Entre-temps, Farrukh est devenu barreur dans une équipe d'avirons afghane, un chef doué, parlant couramment français, ce qui lui a permis d'intéresser Maude, une Française qui leur procure une barque digne de ce nom et des méthodes d'entraînement dont Farrukh se fait le relai. Malheureusement, sa puberté arrive en même temps que la certitude qu'ils ont leur chance aux Jeux Olympiques et, redevenu Farrukhzad, voilà que la nouvelle jeune fille doit rester recluse à la maison et qu'Amina, la petite soeur, devient Sifat et prend sa place de garçon...

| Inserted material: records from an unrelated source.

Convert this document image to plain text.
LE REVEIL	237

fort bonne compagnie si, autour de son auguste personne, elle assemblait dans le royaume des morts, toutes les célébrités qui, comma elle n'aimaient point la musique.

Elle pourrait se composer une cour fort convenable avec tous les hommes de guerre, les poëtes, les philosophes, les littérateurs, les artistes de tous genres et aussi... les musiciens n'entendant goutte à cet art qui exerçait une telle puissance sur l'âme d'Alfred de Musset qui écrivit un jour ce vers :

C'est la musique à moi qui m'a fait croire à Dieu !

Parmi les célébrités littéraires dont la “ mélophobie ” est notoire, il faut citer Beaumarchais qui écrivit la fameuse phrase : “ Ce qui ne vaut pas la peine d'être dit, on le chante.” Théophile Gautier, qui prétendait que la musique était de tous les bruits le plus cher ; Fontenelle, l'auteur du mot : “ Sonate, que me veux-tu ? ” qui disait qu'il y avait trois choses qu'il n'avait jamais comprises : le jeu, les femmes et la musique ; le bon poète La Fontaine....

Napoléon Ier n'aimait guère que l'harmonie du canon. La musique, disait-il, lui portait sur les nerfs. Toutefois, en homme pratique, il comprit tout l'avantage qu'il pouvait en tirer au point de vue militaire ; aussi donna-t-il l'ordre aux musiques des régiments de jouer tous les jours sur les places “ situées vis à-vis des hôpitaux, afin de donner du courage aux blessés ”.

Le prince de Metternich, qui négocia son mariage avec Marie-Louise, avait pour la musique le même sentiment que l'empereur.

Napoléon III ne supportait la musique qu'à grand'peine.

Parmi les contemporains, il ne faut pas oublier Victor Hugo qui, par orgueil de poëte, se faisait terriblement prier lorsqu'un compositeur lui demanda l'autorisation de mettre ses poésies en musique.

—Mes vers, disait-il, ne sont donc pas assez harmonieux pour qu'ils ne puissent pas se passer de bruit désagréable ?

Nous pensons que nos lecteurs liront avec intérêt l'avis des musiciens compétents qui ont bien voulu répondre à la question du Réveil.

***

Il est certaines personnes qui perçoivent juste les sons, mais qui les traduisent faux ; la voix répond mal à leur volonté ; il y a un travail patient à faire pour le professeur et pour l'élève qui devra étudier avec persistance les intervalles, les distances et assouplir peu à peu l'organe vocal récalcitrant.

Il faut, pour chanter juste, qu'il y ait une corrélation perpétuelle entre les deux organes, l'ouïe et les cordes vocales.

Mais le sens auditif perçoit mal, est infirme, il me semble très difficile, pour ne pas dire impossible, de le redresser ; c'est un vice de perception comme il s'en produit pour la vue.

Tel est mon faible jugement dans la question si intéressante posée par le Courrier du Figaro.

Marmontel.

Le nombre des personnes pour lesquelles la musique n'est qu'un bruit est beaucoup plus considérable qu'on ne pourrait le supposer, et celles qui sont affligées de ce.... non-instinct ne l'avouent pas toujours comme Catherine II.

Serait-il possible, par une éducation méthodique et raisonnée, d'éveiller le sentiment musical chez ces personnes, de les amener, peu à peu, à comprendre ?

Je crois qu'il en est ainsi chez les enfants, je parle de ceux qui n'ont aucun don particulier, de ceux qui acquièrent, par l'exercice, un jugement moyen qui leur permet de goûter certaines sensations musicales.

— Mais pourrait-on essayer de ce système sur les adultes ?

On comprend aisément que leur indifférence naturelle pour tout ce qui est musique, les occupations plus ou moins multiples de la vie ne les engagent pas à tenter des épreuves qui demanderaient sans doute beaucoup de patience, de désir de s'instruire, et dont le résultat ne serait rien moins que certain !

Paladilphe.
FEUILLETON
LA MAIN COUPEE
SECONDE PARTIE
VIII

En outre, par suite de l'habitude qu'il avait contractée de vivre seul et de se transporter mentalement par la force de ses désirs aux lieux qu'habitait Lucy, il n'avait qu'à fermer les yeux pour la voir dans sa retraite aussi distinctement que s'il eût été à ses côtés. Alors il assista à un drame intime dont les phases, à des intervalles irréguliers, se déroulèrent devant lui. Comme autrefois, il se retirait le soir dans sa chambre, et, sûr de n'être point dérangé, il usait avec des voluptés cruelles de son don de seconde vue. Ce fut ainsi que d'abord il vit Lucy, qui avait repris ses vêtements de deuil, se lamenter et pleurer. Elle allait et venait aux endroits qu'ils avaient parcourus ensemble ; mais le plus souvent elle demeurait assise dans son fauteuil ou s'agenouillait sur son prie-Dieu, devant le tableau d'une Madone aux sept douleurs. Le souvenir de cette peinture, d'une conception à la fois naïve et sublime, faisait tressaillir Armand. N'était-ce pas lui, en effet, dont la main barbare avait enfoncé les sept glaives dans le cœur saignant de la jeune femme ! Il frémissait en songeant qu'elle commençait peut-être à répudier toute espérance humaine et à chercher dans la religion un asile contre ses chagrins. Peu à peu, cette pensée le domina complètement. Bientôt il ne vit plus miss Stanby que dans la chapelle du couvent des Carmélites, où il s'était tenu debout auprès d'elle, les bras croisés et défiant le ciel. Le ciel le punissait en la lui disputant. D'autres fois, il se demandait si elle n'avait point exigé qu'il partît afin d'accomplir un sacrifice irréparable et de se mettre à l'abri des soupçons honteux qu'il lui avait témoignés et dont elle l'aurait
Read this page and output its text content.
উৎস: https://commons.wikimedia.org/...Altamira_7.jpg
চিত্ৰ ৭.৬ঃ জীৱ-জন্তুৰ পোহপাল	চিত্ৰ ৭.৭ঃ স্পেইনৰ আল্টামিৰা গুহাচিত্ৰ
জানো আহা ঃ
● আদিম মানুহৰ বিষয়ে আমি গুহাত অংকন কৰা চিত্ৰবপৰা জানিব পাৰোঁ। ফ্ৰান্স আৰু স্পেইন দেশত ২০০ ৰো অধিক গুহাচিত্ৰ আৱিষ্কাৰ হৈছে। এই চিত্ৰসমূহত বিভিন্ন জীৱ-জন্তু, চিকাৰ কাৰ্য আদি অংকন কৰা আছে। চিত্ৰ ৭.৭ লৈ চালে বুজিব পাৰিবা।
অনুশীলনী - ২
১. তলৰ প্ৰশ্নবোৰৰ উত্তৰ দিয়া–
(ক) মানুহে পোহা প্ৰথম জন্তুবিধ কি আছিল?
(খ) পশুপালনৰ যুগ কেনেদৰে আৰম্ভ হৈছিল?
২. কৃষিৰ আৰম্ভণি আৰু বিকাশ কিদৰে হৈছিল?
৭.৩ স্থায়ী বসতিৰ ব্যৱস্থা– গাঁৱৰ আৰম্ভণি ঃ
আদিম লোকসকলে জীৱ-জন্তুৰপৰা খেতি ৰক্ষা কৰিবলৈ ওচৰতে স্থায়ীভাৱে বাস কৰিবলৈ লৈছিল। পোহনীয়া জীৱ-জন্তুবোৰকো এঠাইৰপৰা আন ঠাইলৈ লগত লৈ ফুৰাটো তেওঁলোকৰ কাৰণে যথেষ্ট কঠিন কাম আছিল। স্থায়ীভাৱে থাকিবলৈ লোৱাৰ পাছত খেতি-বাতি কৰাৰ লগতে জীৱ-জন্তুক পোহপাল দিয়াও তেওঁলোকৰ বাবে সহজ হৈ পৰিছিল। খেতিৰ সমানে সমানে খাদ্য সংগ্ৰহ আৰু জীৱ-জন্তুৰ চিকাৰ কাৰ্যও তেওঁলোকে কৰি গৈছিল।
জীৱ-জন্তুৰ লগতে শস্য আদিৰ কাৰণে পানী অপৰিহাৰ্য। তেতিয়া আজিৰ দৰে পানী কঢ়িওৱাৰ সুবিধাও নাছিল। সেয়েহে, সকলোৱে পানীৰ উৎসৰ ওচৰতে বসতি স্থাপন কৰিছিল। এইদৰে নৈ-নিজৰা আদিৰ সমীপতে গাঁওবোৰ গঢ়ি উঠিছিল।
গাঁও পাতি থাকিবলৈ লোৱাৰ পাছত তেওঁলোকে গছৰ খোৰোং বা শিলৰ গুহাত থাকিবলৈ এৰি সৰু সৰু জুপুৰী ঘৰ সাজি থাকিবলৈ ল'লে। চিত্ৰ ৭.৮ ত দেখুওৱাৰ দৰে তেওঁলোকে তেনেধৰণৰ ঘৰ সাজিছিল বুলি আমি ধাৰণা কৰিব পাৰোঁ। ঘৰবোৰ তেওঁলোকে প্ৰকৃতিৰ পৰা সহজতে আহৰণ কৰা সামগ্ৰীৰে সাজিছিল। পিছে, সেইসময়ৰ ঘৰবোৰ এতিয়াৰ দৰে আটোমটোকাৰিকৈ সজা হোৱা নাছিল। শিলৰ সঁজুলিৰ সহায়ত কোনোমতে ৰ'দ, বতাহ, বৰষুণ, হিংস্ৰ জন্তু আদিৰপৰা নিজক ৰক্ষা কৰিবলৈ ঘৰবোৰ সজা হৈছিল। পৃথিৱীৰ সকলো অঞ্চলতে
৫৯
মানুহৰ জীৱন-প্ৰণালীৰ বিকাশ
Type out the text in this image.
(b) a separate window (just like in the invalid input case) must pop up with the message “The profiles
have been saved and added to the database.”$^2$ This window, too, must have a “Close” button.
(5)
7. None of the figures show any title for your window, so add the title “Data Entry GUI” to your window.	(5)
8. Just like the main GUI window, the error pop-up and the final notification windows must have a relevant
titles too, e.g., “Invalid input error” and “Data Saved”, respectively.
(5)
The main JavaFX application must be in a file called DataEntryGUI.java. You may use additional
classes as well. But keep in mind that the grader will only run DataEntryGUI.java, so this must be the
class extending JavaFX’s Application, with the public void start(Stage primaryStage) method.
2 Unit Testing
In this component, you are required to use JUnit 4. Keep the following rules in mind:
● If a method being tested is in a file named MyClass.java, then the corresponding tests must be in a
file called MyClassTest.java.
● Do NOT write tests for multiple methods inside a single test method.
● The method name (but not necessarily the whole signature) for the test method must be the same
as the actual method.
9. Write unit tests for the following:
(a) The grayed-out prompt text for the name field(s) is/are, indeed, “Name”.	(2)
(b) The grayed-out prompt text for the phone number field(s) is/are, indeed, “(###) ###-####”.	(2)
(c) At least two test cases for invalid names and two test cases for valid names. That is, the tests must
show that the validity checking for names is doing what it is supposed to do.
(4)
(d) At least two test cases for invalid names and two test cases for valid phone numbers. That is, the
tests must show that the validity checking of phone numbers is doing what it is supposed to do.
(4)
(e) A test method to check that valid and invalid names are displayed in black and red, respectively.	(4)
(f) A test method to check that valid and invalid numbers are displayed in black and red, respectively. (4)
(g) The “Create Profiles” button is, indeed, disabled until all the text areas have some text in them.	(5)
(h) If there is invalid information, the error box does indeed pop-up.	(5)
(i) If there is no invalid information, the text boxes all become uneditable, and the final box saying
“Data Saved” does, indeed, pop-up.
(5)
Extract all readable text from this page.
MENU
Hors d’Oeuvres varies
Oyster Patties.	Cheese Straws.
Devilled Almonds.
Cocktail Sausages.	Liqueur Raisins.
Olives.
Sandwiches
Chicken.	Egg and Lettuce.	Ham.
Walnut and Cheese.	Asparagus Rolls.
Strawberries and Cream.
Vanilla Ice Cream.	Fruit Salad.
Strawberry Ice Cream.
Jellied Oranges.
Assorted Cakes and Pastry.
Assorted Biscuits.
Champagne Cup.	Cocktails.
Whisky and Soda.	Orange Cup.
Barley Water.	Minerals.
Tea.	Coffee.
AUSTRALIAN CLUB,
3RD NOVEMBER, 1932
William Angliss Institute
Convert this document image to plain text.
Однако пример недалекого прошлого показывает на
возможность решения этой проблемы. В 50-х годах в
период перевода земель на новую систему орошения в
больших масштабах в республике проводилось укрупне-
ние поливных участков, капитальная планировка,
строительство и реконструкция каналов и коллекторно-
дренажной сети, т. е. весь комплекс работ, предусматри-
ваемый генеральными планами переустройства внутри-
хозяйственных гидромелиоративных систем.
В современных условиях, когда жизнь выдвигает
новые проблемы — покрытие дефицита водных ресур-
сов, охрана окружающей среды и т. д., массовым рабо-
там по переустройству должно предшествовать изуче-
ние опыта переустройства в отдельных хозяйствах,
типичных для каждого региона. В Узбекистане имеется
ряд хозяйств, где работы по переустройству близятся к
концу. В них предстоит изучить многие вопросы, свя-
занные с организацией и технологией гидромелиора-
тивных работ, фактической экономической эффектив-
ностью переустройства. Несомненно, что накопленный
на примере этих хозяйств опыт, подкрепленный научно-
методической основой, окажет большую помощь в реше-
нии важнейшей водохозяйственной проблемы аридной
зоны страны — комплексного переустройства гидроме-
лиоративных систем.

Un roman aux péripéties parfois peu crédibles, auxquelles on adhère parce qu'elles ne manquent pas d'intérêt et qu'on veut savoir où tout cela mènera. La générosité de Maude est carrément improbable, c'est sans doute ce qu'il y a de plus gênant dans le texte, et la fin paraît trop facile : l'espoir, qui a été amené par la prise de conscience d'un ailleurs où les femmes peuvent réaliser leurs rêves, paraît avoir peu de chances d'être consolidé par le futur qui attend l'héroïne. Mais là encore, j'ai préféré "faire comme si".

Publié chez Actes Sud Junior, le roman se lit vite et aura la vertu d'interpeller les jeunes francophones sur ce qui se passe en Afghanistan ; peut-être de donner envie de lire Romain Gary (dont l'apport n'est pas clair dans ce récit).